Might romance novels be feminist, actually? See: Of Course Romance Novels are Feminist—and They’re Not Just Good for Women, from Salon, and Beyond Bodice-Rippers: How Romance Novels Came to Embrace Feminism from The Atlantic.

At Writers’ Digest, an agent explains things such as ‘The Staring Test’, “The Bachelor Test” and other things which somehow make it into published books. I guess not every reader is bothered by these things.

Romance Novels, The Last Great Bastion Of Underground Writing from The Awl

Why is it so hard to create a good science fiction movie romance? from io9

8 Romanceless Movies And TV Shows To Watch On Valentine’s Day from The Frisky

What romantic movies do to your brain, io9

Hopeless Reimantic from Bad Reputation and here’s part 2

Romance is a genre that gets pummeled with the cliché bat no matter which medium it is presented in, from Persnickety Snark

4 responses to “Why I Hate Romance

  1. I’ve expressed myself on this subject in an essay called Why I Hate Romance (novels), covering many of the same points as your post. The difference is mine was tongue-in-cheek while you seem completely serious—and a bit dull, I might add.

    I can only agree with you that most official (official, that is, according to Romance Writers of America) romance novels are both weak and formulaic, but when a person brings Naomi Wolf in for expert opinion on any matter I automatically classify that person as a doofus… Because Naomi is.

    Some of the things you select as failings of the romance genre apply to most novels. It is a needful thing, for instance, to keep the reader in (theoretical, at least) suspense until late in the story, simply to keep the book from being prematurely cast aside. As for like/dislike, conflict is generally useful to the novel form.

    It’s possible to write more creatively, certainly, and I’ve recently done a novel with a sissy-boy as hero, and a heroine with a prison guard outlook. With any luck romance devotees will loathe it.

    Despite my criticism I found your post interesting, and I plan to read others if only so I can express amazement that you hold whatever views you state. ;~}
    Dai

  2. “and a bit dull, I might add….I found your post interesting”

    You seem to have changed your mind about my post as you composed your comment.

    “I plan to read others if only so I can express amazement that you hold whatever views you state.”

    You touch on the very reason why I approve this comment, however confusing and contradictory.

    Naomi Wolf is a divisive personality. If you think she is a doofus you have little in common with me on this subject.

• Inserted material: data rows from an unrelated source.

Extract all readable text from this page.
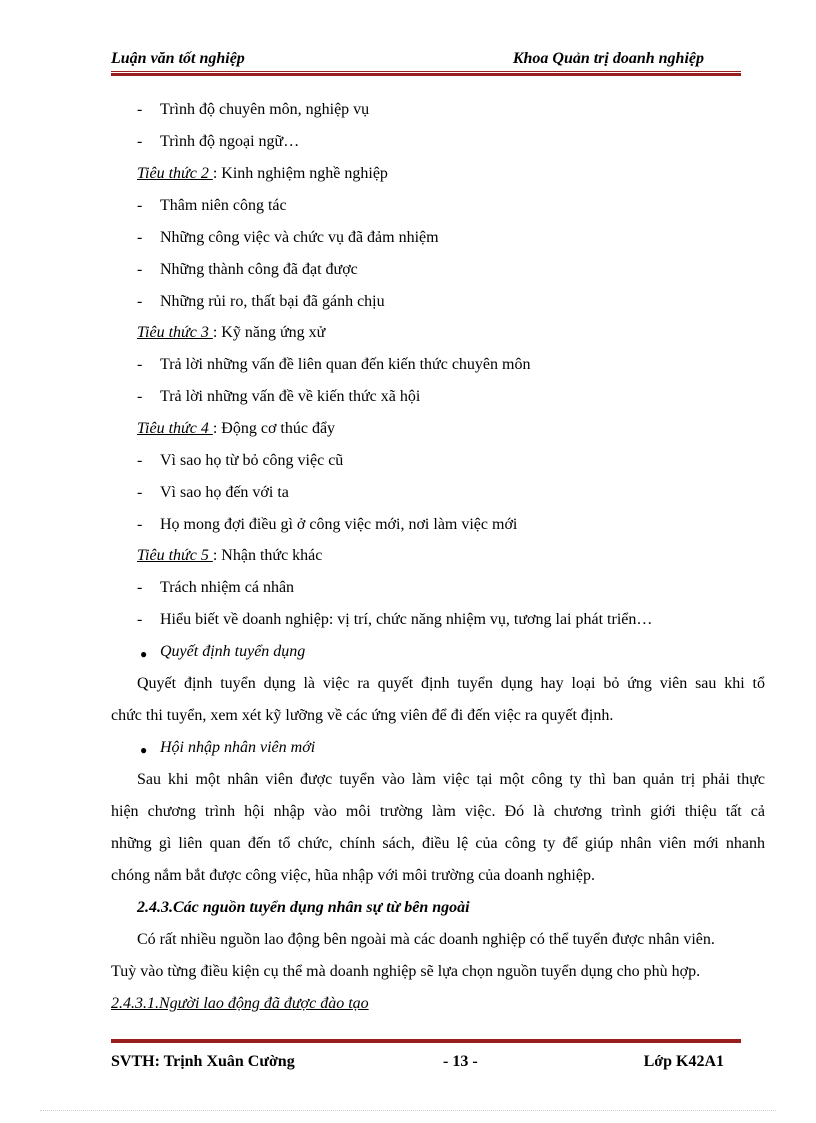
Luận văn tốt nghiệp	Khoa Quản trị doanh nghiệp
- Trình độ chuyên môn, nghiệp vụ
- Trình độ ngoại ngữ…
Tiêu thức 2 : Kinh nghiệm nghề nghiệp
- Thâm niên công tác
- Những công việc và chức vụ đã đảm nhiệm
- Những thành công đã đạt được
- Những rủi ro, thất bại đã gánh chịu
Tiêu thức 3 : Kỹ năng ứng xử
- Trả lời những vấn đề liên quan đến kiến thức chuyên môn
- Trả lời những vấn đề về kiến thức xã hội
Tiêu thức 4 : Động cơ thúc đẩy
- Vì sao họ từ bỏ công việc cũ
- Vì sao họ đến với ta
- Họ mong đợi điều gì ở công việc mới, nơi làm việc mới
Tiêu thức 5 : Nhận thức khác
- Trách nhiệm cá nhân
- Hiểu biết về doanh nghiệp: vị trí, chức năng nhiệm vụ, tương lai phát triển…
● Quyết định tuyển dụng
Quyết định tuyển dụng là việc ra quyết định tuyển dụng hay loại bỏ ứng viên sau khi tổ
chức thi tuyển, xem xét kỹ lưỡng về các ứng viên để đi đến việc ra quyết định.
● Hội nhập nhân viên mới
Sau khi một nhân viên được tuyển vào làm việc tại một công ty thì ban quản trị phải thực
hiện chương trình hội nhập vào môi trường làm việc. Đó là chương trình giới thiệu tất cả
những gì liên quan đến tổ chức, chính sách, điều lệ của công ty để giúp nhân viên mới nhanh
chóng nắm bắt được công việc, hũa nhập với môi trường của doanh nghiệp.
2.4.3.Các nguồn tuyển dụng nhân sự từ bên ngoài
Có rất nhiều nguồn lao động bên ngoài mà các doanh nghiệp có thể tuyển được nhân viên.
Tuỳ vào từng điều kiện cụ thể mà doanh nghiệp sẽ lựa chọn nguồn tuyển dụng cho phù hợp.
2.4.3.1.Người lao động đã được đào tạo
SVTH: Trịnh Xuân Cường	- 13 -	Lớp K42A1
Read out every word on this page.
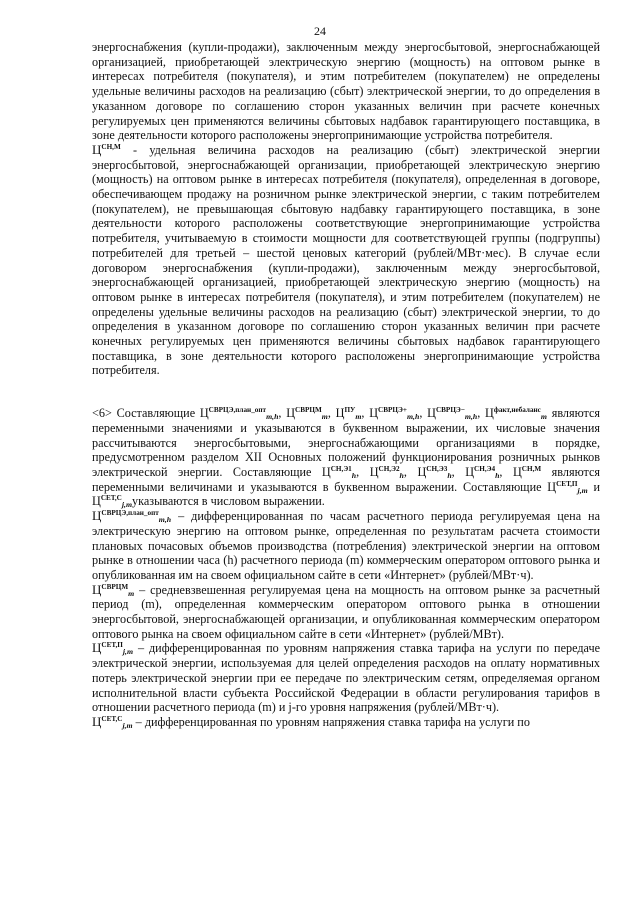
24

энергоснабжения (купли-продажи), заключенным между энергосбытовой, энергоснабжающей организацией, приобретающей электрическую энергию (мощность) на оптовом рынке в интересах потребителя (покупателя), и этим потребителем (покупателем) не определены удельные величины расходов на реализацию (сбыт) электрической энергии, то до определения в указанном договоре по соглашению сторон указанных величин при расчете конечных регулируемых цен применяются величины сбытовых надбавок гарантирующего поставщика, в зоне деятельности которого расположены энергопринимающие устройства потребителя.

$Ц^{СН,М}$ - удельная величина расходов на реализацию (сбыт) электрической энергии энергосбытовой, энергоснабжающей организации, приобретающей электрическую энергию (мощность) на оптовом рынке в интересах потребителя (покупателя), определенная в договоре, обеспечивающем продажу на розничном рынке электрической энергии, с таким потребителем (покупателем), не превышающая сбытовую надбавку гарантирующего поставщика, в зоне деятельности которого расположены соответствующие энергопринимающие устройства потребителя, учитываемую в стоимости мощности для соответствующей группы (подгруппы) потребителей для третьей – шестой ценовых категорий (рублей/МВт·мес). В случае если договором энергоснабжения (купли-продажи), заключенным между энергосбытовой, энергоснабжающей организацией, приобретающей электрическую энергию (мощность) на оптовом рынке в интересах потребителя (покупателя), и этим потребителем (покупателем) не определены удельные величины расходов на реализацию (сбыт) электрической энергии, то до определения в указанном договоре по соглашению сторон указанных величин при расчете конечных регулируемых цен применяются величины сбытовых надбавок гарантирующего поставщика, в зоне деятельности которого расположены энергопринимающие устройства потребителя.

<6> Составляющие $Ц^{СВРЦЭ,план\_опт}_{m,h}$, $Ц^{СВРЦМ}_m$, $Ц^{ПУ}_m$, $Ц^{СВРЦЭ+}_{m,h}$, $Ц^{СВРЦЭ-}_{m,h}$, $Ц^{факт,небаланс}_m$ являются переменными значениями и указываются в буквенном выражении, их числовые значения рассчитываются энергосбытовыми, энергоснабжающими организациями в порядке, предусмотренном разделом XII Основных положений функционирования розничных рынков электрической энергии. Составляющие $Ц^{СН,Э1}_h$, $Ц^{СН,Э2}_h$, $Ц^{СН,Э3}_h$, $Ц^{СН,Э4}_h$, $Ц^{СН,М}$ являются переменными величинами и указываются в буквенном выражении. Составляющие $Ц^{СЕТ,П}_{j,m}$ и $Ц^{СЕТ,С}_{j,m}указываются$ в числовом выражении.

$Ц^{СВРЦЭ,план\_опт}_{m,h}$ – дифференцированная по часам расчетного периода регулируемая цена на электрическую энергию на оптовом рынке, определенная по результатам расчета стоимости плановых почасовых объемов производства (потребления) электрической энергии на оптовом рынке в отношении часа (h) расчетного периода (m) коммерческим оператором оптового рынка и опубликованная им на своем официальном сайте в сети «Интернет» (рублей/МВт·ч).

$Ц^{СВРЦМ}_m$ – средневзвешенная регулируемая цена на мощность на оптовом рынке за расчетный период (m), определенная коммерческим оператором оптового рынка в отношении энергосбытовой, энергоснабжающей организации, и опубликованная коммерческим оператором оптового рынка на своем официальном сайте в сети «Интернет» (рублей/МВт).

$Ц^{СЕТ,П}_{j,m}$ – дифференцированная по уровням напряжения ставка тарифа на услуги по передаче электрической энергии, используемая для целей определения расходов на оплату нормативных потерь электрической энергии при ее передаче по электрическим сетям, определяемая органом исполнительной власти субъекта Российской Федерации в области регулирования тарифов в отношении расчетного периода (m) и j-го уровня напряжения (рублей/МВт·ч).

$Ц^{СЕТ,С}_{j,m}$ – дифференцированная по уровням напряжения ставка тарифа на услуги по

    I’ll leave others to decide for themselves whether this post was tongue-in-cheek or not. I wish you’d left a link to yours.

  3. A link to Why I Hate Romance? This should work.

    http://www.smashwords.com/books/view/26844

    • The problem with tongue-in-cheek articles is that the writer is reliant upon the reader to hear the ironic tone. I’m left wondering what your message is.